Presented By O'Reilly and Cloudera
Make Data Work
31 May–1 June 2016: Training
1 June–3 June 2016: Conference
London, UK

Stream analytics in the enterprise: A look at Intel’s internal IoT implementation

Moty Fania (Intel)
17:25–18:05 Thursday, 2/06/2016
IoT & real-time
Location: Capital Suite 7
Tags: iot

Prerequisite knowledge

Attendees should have a basic understanding of relevant big data technologies and the architecture of stream analytics systems.

Description

Recent years have seen significant evolution of the Internet of Things. It has become increasingly easy to connect devices to the Internet and send sensorial data to the public cloud. However, it’s quite evident that the adoption of IoT platforms and stream analytics within the enterprise is lagging and less prevalent, due in part to companies’ lack of expertise and skills required to deploy an on-premises platform and demonstrate high value through various, real-life use cases.

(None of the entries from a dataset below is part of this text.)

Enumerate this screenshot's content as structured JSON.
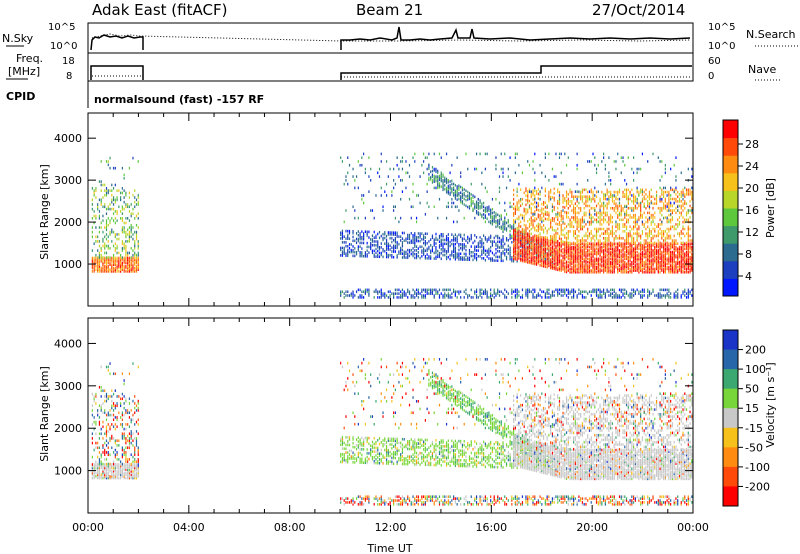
{
  "header": {
    "station": "Adak East (fitACF)",
    "beam": "Beam 21",
    "date": "27/Oct/2014"
  },
  "panels": {
    "nsky_label": "N.Sky",
    "nsearch_label": "N.Search",
    "freq_label_1": "Freq.",
    "freq_label_2": "[MHz]",
    "nave_label": "Nave",
    "cpid_label": "CPID",
    "cpid_text": "normalsound (fast) -157 RF",
    "nsky_ticks": [
      "10^5",
      "10^0"
    ],
    "nsearch_ticks": [
      "10^5",
      "10^0"
    ],
    "freq_ticks": [
      "18",
      "8"
    ],
    "nave_ticks": [
      "60",
      "0"
    ]
  },
  "chart_data": [
    {
      "type": "heatmap",
      "title": "",
      "ylabel": "Slant Range [km]",
      "xlabel": "",
      "ylim": [
        0,
        4600
      ],
      "yticks": [
        "1000",
        "2000",
        "3000",
        "4000"
      ],
      "colorbar": {
        "label": "Power [dB]",
        "ticks": [
          "4",
          "8",
          "12",
          "16",
          "20",
          "24",
          "28"
        ],
        "colors": [
          "#0018ff",
          "#1c3fbf",
          "#2a6b8f",
          "#3e9a6a",
          "#5ec83c",
          "#b8d52a",
          "#f5c11a",
          "#ff8c10",
          "#ff4a0a",
          "#ff0000"
        ]
      }
    },
    {
      "type": "heatmap",
      "title": "",
      "ylabel": "Slant Range [km]",
      "xlabel": "Time UT",
      "ylim": [
        0,
        4600
      ],
      "yticks": [
        "1000",
        "2000",
        "3000",
        "4000"
      ],
      "xticks": [
        "00:00",
        "04:00",
        "08:00",
        "12:00",
        "16:00",
        "20:00",
        "00:00"
      ],
      "colorbar": {
        "label": "Velocity [m s⁻¹]",
        "ticks": [
          "200",
          "100",
          "50",
          "15",
          "-15",
          "-50",
          "-100",
          "-200"
        ],
        "colors": [
          "#1a34c8",
          "#2766a8",
          "#3aa870",
          "#78d63a",
          "#c8c8c8",
          "#f5c11a",
          "#ff8c10",
          "#ff4a0a",
          "#ff0000"
        ]
      }
    }
  ]
}
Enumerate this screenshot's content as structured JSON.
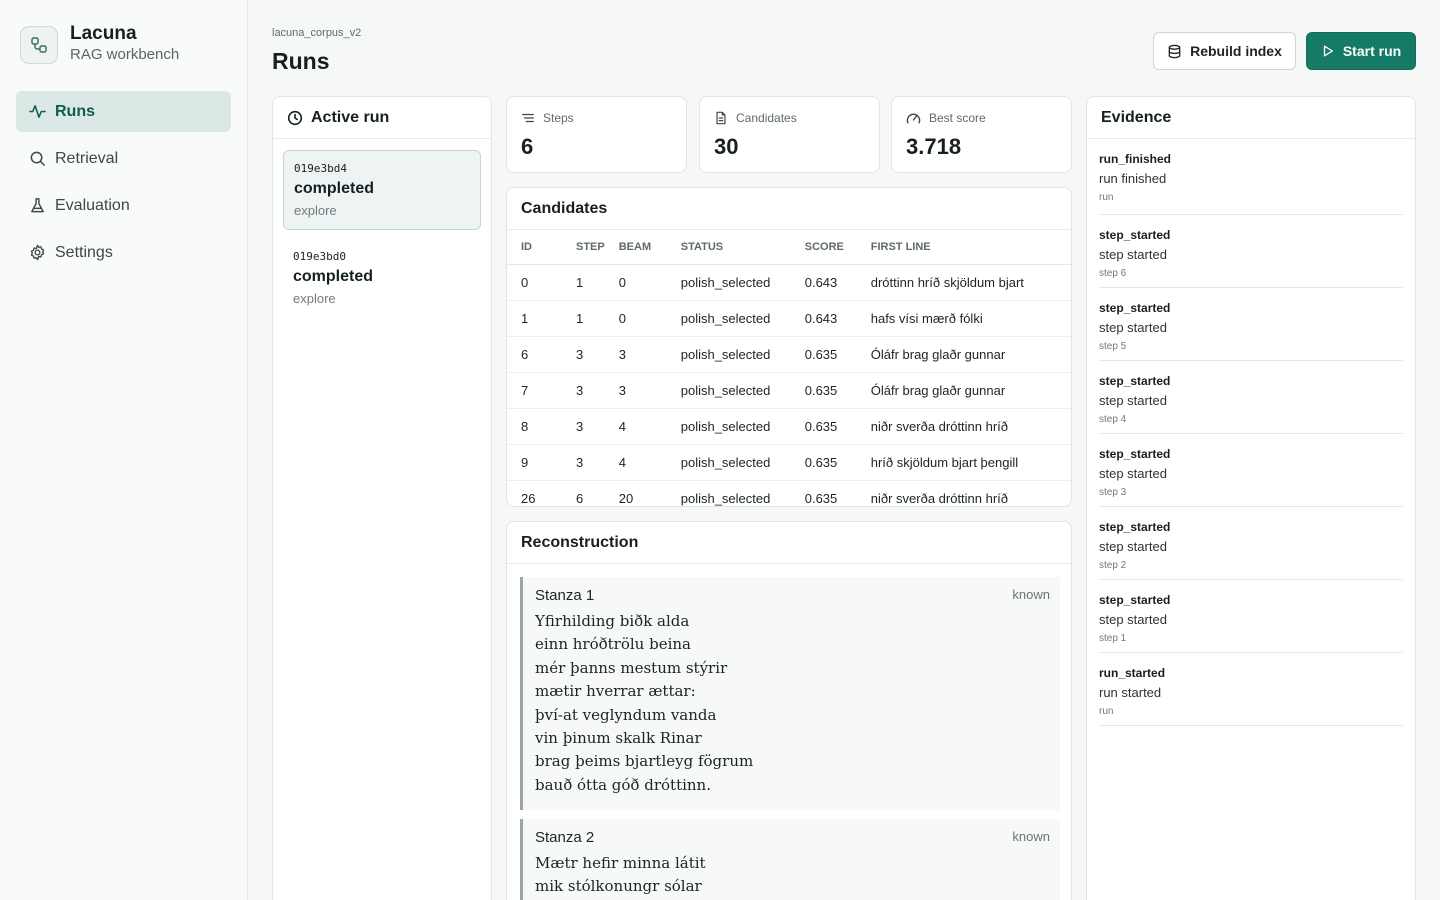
{
  "app": {
    "name": "Lacuna",
    "subtitle": "RAG workbench",
    "accent": "#157a66"
  },
  "nav": [
    {
      "label": "Runs",
      "icon": "activity-icon",
      "active": true
    },
    {
      "label": "Retrieval",
      "icon": "search-icon",
      "active": false
    },
    {
      "label": "Evaluation",
      "icon": "flask-icon",
      "active": false
    },
    {
      "label": "Settings",
      "icon": "gear-icon",
      "active": false
    }
  ],
  "header": {
    "breadcrumb": "lacuna_corpus_v2",
    "title": "Runs",
    "rebuild_label": "Rebuild index",
    "start_label": "Start run"
  },
  "active_run": {
    "title": "Active run",
    "runs": [
      {
        "id": "019e3bd4",
        "status": "completed",
        "mode": "explore",
        "selected": true
      },
      {
        "id": "019e3bd0",
        "status": "completed",
        "mode": "explore",
        "selected": false
      }
    ]
  },
  "stats": {
    "steps": {
      "label": "Steps",
      "value": "6"
    },
    "candidates": {
      "label": "Candidates",
      "value": "30"
    },
    "best_score": {
      "label": "Best score",
      "value": "3.718"
    }
  },
  "candidates": {
    "title": "Candidates",
    "columns": [
      "ID",
      "STEP",
      "BEAM",
      "STATUS",
      "SCORE",
      "FIRST LINE"
    ],
    "rows": [
      [
        "0",
        "1",
        "0",
        "polish_selected",
        "0.643",
        "dróttinn hríð skjöldum bjart"
      ],
      [
        "1",
        "1",
        "0",
        "polish_selected",
        "0.643",
        "hafs vísi mærð fólki"
      ],
      [
        "6",
        "3",
        "3",
        "polish_selected",
        "0.635",
        "Óláfr brag glaðr gunnar"
      ],
      [
        "7",
        "3",
        "3",
        "polish_selected",
        "0.635",
        "Óláfr brag glaðr gunnar"
      ],
      [
        "8",
        "3",
        "4",
        "polish_selected",
        "0.635",
        "niðr sverða dróttinn hríð"
      ],
      [
        "9",
        "3",
        "4",
        "polish_selected",
        "0.635",
        "hríð skjöldum bjart þengill"
      ],
      [
        "26",
        "6",
        "20",
        "polish_selected",
        "0.635",
        "niðr sverða dróttinn hríð"
      ]
    ]
  },
  "reconstruction": {
    "title": "Reconstruction",
    "stanzas": [
      {
        "title": "Stanza 1",
        "tag": "known",
        "lines": [
          "Yfirhilding biðk alda",
          "einn hróðtrölu beina",
          "mér þanns mestum stýrir",
          "mætir hverrar ættar:",
          "því-at veglyndum vanda",
          "vin þinum skalk Rinar",
          "brag þeims bjartleyg fögrum",
          "bauð ótta góð dróttinn."
        ]
      },
      {
        "title": "Stanza 2",
        "tag": "known",
        "lines": [
          "Mætr hefir minna látit",
          "mik stólkonungr sólar"
        ]
      }
    ]
  },
  "evidence": {
    "title": "Evidence",
    "events": [
      {
        "kind": "run_finished",
        "message": "run finished",
        "scope": "run"
      },
      {
        "kind": "step_started",
        "message": "step started",
        "scope": "step 6"
      },
      {
        "kind": "step_started",
        "message": "step started",
        "scope": "step 5"
      },
      {
        "kind": "step_started",
        "message": "step started",
        "scope": "step 4"
      },
      {
        "kind": "step_started",
        "message": "step started",
        "scope": "step 3"
      },
      {
        "kind": "step_started",
        "message": "step started",
        "scope": "step 2"
      },
      {
        "kind": "step_started",
        "message": "step started",
        "scope": "step 1"
      },
      {
        "kind": "run_started",
        "message": "run started",
        "scope": "run"
      }
    ]
  }
}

Moty Fania shares Intel’s IT experience implementing an on-premises IoT platform for internal use cases. The platform was based on open source big data technologies and containers and was designed as a multitenant platform with built-in analytical capabilities. Moty highlights the key lessons learned from this journey and offers a thorough review of the platform’s architecture.

Intel IT’s goal was to allow users and organizations in Intel to gain insights and business value from real-time analytics and become more proactive. Intel deployed a platform based on several open source technologies, including Akka, Kafka, and Spark Streaming, with a full stack of algorithms such as multisensor change detection, anomaly detection, and more. Unlike other IoT analytics implementations that settle for basic statistics or make many assumptions on the collected data, Intel’s implementation includes a generic analytics layer that uses machine learning and advanced statistical tests to provide meaningful insights to users in different use cases and business domains.

Moty outlines Intel’s “smart data pipe”/stream processing framework, Pigeon, which enables stream analytics at scale. Pigeon, based on Akka, implements a cluster capable of processing topologies that process the data according to any arbitrary logic determined by the users. It handles the creation of topologies, balancing them across the cluster, and allows nodes to join or leave dynamically. Pigeon is optimized to be easily deployed with Docker and Core OS and cut down development by enabling a single developer to deploy a massive real-time, elastic processing cluster with a click of a button. Spark Streaming was used to deploy self-service data monitors that allow users define their own rules and get an actuation when a certain condition is met. These user-defined rules are monitored in near-real-time on the stream.

Moty then explains how Pigeon and its analytics capabilities were applied to several use cases—both internally and externally—with interesting results. In one POC, Pigeon helped identify a fab tool causing a yield problem; in another POC it showed malfunctions of electrical network voltage sensors. Moty concludes by exploring how operational activities can be “translated” into IoT stream analytics scenarios to allow a higher level of proactivity and a shift from manual monitoring and firefighting to higher-value work.

Photo of Moty Fania

Moty Fania

Intel

Moty Fania is a principal engineer for big data analytics at Intel IT and the CTO of the Advanced Analytics Group, which delivers big data and AI solutions across Intel. With over 15 years of experience in analytics, data warehousing, and decision support solutions, Moty leads the development and architecture of various big data and AI initiatives, such as IoT systems, predictive engines, online inference systems, and more. Moty holds a bachelor’s degree in economics and computer science and a master’s degree in business administration from Ben-Gurion University.